Milena Surreau

Sport
- Sport: Para badminton / Para snowboard
- Disability: Spastique Tetraplegia
- Disability class: SL3 / SB-LL1

Medal record
Representing France
European Para Championships
| Silver medal – second place | 2023 Rotterdam | Singles SL4 |
European Championships
| Gold medal – first place | 2025 Istanbul | Singles SL3 |

= Milena Surreau =

French para-badminton player (born 1997)

Milena Surreau (born 12 May 1997) is a French para-badminton player who competes in international badminton competitions, she is a European champion and has competed at the 2024 Summer Paralympics.

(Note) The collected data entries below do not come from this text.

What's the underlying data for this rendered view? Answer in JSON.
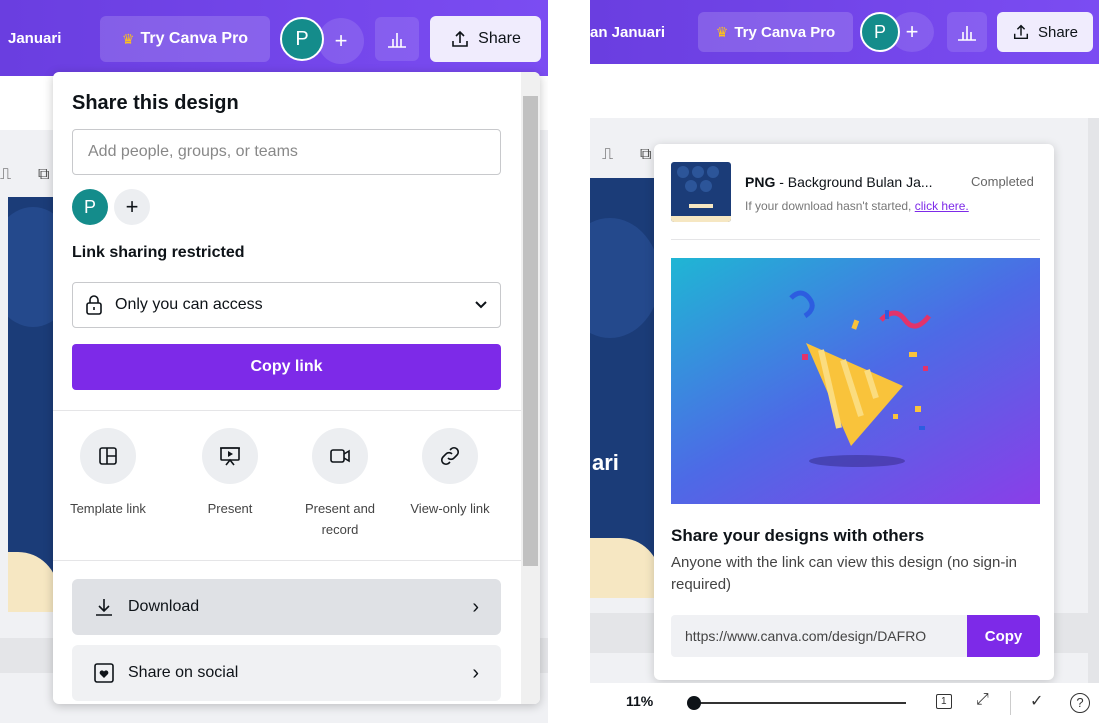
{
  "left": {
    "header": {
      "doc_title": "Januari",
      "try_pro": "Try Canva Pro",
      "avatar_letter": "P",
      "plus": "+",
      "share": "Share"
    },
    "share_panel": {
      "title": "Share this design",
      "add_people_placeholder": "Add people, groups, or teams",
      "collaborator_letter": "P",
      "add_plus": "+",
      "link_sharing_label": "Link sharing restricted",
      "access_option": "Only you can access",
      "copy_link": "Copy link",
      "options": [
        {
          "icon": "template-icon",
          "label": "Template link"
        },
        {
          "icon": "present-icon",
          "label": "Present"
        },
        {
          "icon": "record-icon",
          "label": "Present and record"
        },
        {
          "icon": "link-icon",
          "label": "View-only link"
        }
      ],
      "download": "Download",
      "share_social": "Share on social"
    }
  },
  "right": {
    "header": {
      "doc_title": "an Januari",
      "try_pro": "Try Canva Pro",
      "avatar_letter": "P",
      "plus": "+",
      "share": "Share"
    },
    "canvas_text": "ari",
    "download_popup": {
      "file_type": "PNG",
      "file_name": " - Background Bulan Ja...",
      "status": "Completed",
      "hint_prefix": "If your download hasn't started, ",
      "hint_link": "click here.",
      "heading": "Share your designs with others",
      "description": "Anyone with the link can view this design (no sign-in required)",
      "url": "https://www.canva.com/design/DAFRO",
      "copy": "Copy"
    },
    "footer": {
      "zoom": "11%",
      "page_number": "1"
    }
  },
  "colors": {
    "header_purple": "#7b4cf2",
    "accent_purple": "#7d2ae8",
    "avatar_teal": "#148c8b",
    "design_navy": "#1b3c78"
  }
}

Surreau has a rare neurological disease called Hereditary Spastic Paraplegia that causes muscle weakness in her legs, arms, and spasticity. She also has autism.

In 2025, she began a career in para snowboard by competing on the French Cup circuit, where she won the overall ranking after three victories in Giant Slalom. She then qualified for the French Championships, where she earned two national titles in Giant Slalom and Boarder Cross.

Surreau is also a self-taught musician who plays the drums, saxophone and guitar. She is also author and composer. She used to work in Guérande as a salt worker before having to stop because of her disability.

She is now the producer and host of Journal d’une parabadiste, the number one podcast in France about Paralympic sport.